Washington is now using federal power to override state gambling laws—this time to protect “prediction markets” it spent years trying to shut down.
Quick Take
- The Trump-era CFTC has pivoted from restricting prediction markets to actively defending them against state enforcement actions.
- States including Nevada and Arizona have moved to block or prosecute certain prediction-market offerings they say resemble illegal sports betting.
- CFTC Chairman Michael Selig has signaled the agency may intervene in state cases to assert “exclusive jurisdiction” under federal commodities law.
- A bipartisan Senate bill from Sens. John Curtis (R-UT) and Adam Schiff (D-CA) would ban sports-style prediction contracts on CFTC-registered markets.
Federal Power Play Collides With State Gambling Authority
The Commodity Futures Trading Commission is increasingly positioning itself as the primary referee for prediction markets, even when states argue the products look like sports betting. Under the current administration, the agency’s stance has shifted toward defending these platforms and asserting that the Commodity Exchange Act gives it exclusive jurisdiction. That sets up a direct federal-state clash, with states insisting gambling regulation has traditionally been their job.

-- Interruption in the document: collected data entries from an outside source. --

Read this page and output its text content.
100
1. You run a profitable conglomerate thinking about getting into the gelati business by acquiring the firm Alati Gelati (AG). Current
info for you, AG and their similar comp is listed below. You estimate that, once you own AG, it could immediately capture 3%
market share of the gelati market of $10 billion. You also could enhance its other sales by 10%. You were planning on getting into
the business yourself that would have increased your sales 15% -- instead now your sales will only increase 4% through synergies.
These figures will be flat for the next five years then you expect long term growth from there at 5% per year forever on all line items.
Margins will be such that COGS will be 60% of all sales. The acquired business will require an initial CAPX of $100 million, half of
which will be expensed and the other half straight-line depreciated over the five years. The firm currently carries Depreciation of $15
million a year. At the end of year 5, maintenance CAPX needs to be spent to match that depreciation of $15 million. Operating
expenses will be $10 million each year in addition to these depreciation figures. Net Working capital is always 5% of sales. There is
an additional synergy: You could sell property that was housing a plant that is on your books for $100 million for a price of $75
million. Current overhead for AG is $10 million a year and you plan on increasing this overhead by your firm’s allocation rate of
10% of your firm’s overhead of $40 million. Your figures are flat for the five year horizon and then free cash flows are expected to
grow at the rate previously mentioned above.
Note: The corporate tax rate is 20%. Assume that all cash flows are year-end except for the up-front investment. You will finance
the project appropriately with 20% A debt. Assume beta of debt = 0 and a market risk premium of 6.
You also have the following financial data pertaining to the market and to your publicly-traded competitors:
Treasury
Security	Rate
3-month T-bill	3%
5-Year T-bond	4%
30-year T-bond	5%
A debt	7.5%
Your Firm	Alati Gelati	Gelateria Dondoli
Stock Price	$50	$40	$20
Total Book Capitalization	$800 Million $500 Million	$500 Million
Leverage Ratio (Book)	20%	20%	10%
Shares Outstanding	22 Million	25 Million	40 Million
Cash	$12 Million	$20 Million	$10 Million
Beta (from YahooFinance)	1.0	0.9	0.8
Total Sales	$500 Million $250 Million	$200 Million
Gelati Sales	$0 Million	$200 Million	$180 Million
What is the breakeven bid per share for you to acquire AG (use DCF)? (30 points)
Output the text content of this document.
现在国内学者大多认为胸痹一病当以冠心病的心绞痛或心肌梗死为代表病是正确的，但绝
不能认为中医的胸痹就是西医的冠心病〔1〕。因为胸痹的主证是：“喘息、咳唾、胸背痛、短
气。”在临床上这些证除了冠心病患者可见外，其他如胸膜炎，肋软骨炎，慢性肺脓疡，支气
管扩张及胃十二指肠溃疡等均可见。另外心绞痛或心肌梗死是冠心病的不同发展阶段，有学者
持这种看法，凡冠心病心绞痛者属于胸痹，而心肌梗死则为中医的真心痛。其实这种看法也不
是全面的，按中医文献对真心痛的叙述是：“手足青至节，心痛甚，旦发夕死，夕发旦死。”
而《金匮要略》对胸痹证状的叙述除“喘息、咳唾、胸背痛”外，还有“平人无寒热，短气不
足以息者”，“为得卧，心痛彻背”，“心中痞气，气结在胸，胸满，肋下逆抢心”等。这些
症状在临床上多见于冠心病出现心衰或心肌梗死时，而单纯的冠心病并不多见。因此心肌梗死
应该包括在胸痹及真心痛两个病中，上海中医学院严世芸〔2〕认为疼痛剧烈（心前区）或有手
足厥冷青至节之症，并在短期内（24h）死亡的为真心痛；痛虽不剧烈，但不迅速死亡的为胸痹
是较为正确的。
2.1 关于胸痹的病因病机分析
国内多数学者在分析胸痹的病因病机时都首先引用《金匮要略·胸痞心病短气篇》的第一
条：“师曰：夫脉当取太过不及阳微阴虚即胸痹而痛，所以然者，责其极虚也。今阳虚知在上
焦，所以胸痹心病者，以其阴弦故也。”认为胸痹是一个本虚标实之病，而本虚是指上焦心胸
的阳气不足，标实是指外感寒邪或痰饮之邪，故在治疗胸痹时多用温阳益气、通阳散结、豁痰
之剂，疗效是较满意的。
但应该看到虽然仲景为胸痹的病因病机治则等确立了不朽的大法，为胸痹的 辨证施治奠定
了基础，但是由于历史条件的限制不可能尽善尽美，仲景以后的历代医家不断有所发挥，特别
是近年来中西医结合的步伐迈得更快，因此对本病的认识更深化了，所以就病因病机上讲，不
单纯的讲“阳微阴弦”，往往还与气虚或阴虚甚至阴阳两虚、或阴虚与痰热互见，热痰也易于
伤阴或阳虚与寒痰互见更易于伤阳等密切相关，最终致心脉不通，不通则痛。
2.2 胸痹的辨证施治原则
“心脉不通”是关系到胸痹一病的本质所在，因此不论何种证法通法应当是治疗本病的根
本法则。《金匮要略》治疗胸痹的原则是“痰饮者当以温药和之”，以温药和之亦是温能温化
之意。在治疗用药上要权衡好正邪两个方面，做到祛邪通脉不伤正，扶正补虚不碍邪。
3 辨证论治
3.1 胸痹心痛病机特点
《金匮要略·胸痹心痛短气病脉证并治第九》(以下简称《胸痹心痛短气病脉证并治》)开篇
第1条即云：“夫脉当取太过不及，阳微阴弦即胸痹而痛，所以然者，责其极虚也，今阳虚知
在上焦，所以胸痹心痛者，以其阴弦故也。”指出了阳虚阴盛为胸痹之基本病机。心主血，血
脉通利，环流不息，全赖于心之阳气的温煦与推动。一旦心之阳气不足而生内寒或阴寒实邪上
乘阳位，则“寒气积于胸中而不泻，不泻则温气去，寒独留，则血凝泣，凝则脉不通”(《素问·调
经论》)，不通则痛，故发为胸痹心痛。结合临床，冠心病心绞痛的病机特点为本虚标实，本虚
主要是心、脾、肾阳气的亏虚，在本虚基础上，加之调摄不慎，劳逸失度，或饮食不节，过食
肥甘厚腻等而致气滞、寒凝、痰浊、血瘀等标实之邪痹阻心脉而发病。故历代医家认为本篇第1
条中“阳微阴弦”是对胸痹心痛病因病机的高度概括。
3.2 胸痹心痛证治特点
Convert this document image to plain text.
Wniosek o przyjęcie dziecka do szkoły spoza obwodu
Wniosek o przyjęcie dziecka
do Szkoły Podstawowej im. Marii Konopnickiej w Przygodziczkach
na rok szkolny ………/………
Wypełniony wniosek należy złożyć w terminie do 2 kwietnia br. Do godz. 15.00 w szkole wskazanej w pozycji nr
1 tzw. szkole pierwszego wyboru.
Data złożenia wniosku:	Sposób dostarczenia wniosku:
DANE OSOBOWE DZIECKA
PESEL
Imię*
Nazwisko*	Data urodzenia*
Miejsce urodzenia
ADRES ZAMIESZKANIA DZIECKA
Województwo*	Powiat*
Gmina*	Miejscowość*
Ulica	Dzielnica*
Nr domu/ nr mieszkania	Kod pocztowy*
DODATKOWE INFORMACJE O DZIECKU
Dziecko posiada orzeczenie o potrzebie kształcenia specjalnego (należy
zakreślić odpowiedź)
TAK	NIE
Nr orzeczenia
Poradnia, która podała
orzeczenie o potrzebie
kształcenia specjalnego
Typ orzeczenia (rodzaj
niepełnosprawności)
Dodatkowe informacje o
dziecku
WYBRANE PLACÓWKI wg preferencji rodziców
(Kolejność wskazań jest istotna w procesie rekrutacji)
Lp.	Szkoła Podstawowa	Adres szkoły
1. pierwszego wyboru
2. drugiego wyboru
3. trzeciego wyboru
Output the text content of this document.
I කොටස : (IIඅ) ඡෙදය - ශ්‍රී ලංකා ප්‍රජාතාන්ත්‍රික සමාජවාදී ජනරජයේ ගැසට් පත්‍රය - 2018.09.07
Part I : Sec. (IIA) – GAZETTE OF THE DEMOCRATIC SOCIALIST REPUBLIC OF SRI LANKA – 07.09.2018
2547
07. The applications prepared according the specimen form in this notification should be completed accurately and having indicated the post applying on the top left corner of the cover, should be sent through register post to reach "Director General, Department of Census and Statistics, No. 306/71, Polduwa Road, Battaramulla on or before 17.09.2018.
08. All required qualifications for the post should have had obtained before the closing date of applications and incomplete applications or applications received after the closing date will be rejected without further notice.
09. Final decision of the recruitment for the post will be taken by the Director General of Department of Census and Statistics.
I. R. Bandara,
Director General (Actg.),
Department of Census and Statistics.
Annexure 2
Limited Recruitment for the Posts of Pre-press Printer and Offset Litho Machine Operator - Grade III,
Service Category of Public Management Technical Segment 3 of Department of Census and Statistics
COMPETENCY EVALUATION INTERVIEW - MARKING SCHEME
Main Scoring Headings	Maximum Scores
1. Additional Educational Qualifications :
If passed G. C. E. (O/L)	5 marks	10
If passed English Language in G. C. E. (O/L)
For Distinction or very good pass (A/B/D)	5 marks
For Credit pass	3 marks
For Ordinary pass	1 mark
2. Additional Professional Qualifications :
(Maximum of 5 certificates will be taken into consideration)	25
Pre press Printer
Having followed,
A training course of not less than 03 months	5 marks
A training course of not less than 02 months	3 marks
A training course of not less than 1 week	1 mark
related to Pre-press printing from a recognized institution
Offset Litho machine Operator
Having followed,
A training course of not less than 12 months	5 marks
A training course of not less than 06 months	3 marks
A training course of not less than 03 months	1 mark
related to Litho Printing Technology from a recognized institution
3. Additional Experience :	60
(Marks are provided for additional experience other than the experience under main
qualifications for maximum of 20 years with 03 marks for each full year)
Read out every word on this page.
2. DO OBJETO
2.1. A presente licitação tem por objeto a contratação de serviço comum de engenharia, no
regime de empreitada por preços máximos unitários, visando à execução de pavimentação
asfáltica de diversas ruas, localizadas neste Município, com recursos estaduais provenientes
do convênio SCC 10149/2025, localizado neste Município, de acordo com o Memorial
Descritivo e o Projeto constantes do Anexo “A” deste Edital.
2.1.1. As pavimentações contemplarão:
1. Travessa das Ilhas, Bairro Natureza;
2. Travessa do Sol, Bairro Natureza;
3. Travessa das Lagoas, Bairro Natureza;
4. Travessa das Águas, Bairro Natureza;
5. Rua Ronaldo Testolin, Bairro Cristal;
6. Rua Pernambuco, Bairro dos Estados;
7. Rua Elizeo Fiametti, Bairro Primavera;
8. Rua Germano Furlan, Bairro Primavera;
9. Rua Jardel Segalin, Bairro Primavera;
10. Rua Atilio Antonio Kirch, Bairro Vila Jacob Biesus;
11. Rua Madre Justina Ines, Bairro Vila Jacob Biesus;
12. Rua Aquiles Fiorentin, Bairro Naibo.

The immediate friction is playing out in the courts and in state enforcement actions. Nevada has temporarily blocked Kalshi from offering certain sports-related event contracts, while Arizona prosecutors have filed illegal-gambling criminal charges tied to similar activity. The central disagreement is definitional but consequential: states say “sports bets with a different name” still fall under state law, while market operators say they are federally regulated derivatives.
How Washington’s Stance Flipped After Years of Restriction
For years, the CFTC maintained a relatively clear boundary: the agency regulated derivatives markets while discouraging “gaming” contracts. PredictIt operated under a no-action letter with strict limits, including caps on position size and the number of participants, and a prohibition on sports contracts. During the Biden administration, the CFTC withdrew that no-action letter in 2022, prompting litigation that resulted in an injunction allowing operations to continue.
The policy reversal accelerated after a late-2024 federal appeals court ruling favoring Kalshi, finding certain event contracts were not “gaming” under the Commodity Exchange Act. In 2025, the Trump CFTC settled with PredictIt and loosened restrictions, and it granted Aristotle full Designated Contract Market approval. After Michael Selig’s December 2025 confirmation as CFTC chairman, the agency pulled back proposed rules that would have banned political and sports event contracts.
Why Conservatives and Civil Libertarians Are Watching Closely
Prediction markets raise a familiar conservative tension: Washington’s appetite to centralize authority versus states’ police powers and local standards. The CFTC’s claim of “exclusive jurisdiction” may appeal to those who want uniform national rules for financial products, but it also risks sidelining state lawmakers who deliberately rejected sports betting expansion. If a federal agency can preempt state gambling frameworks by re-labeling the activity as commodities trading, states could lose real leverage.
Bipartisan Pushback Targets Sports-Style Contracts
Sen. John Curtis and Sen. Adam Schiff have introduced the “Prediction Markets Are Gambling Act,” aiming to prohibit CFTC-registered entities from listing contracts that resemble sports betting or casino-style games. Their argument is that these markets can evade state and tribal consumer protections, generate no public revenue for local governments, and undermine tribal regulatory regimes. The bill reflects a rare coalition: concerns about consumer protection and sovereignty on one side, and concerns about federal overreach and regulatory loopholes on the other.
Key facts remain contested because the heart of the issue is legal classification. Industry advocates describe prediction contracts as swaps that belong under federal commodities regulation and warn that bans could push activity offshore. State officials counter that the practical effect looks like gambling, especially when contracts track discrete sports outcomes. Until courts or Congress clarify the line, Americans should expect more litigation, more preemption fights, and more skepticism that government is serving the public rather than whichever powerful interests can win the jurisdiction battle.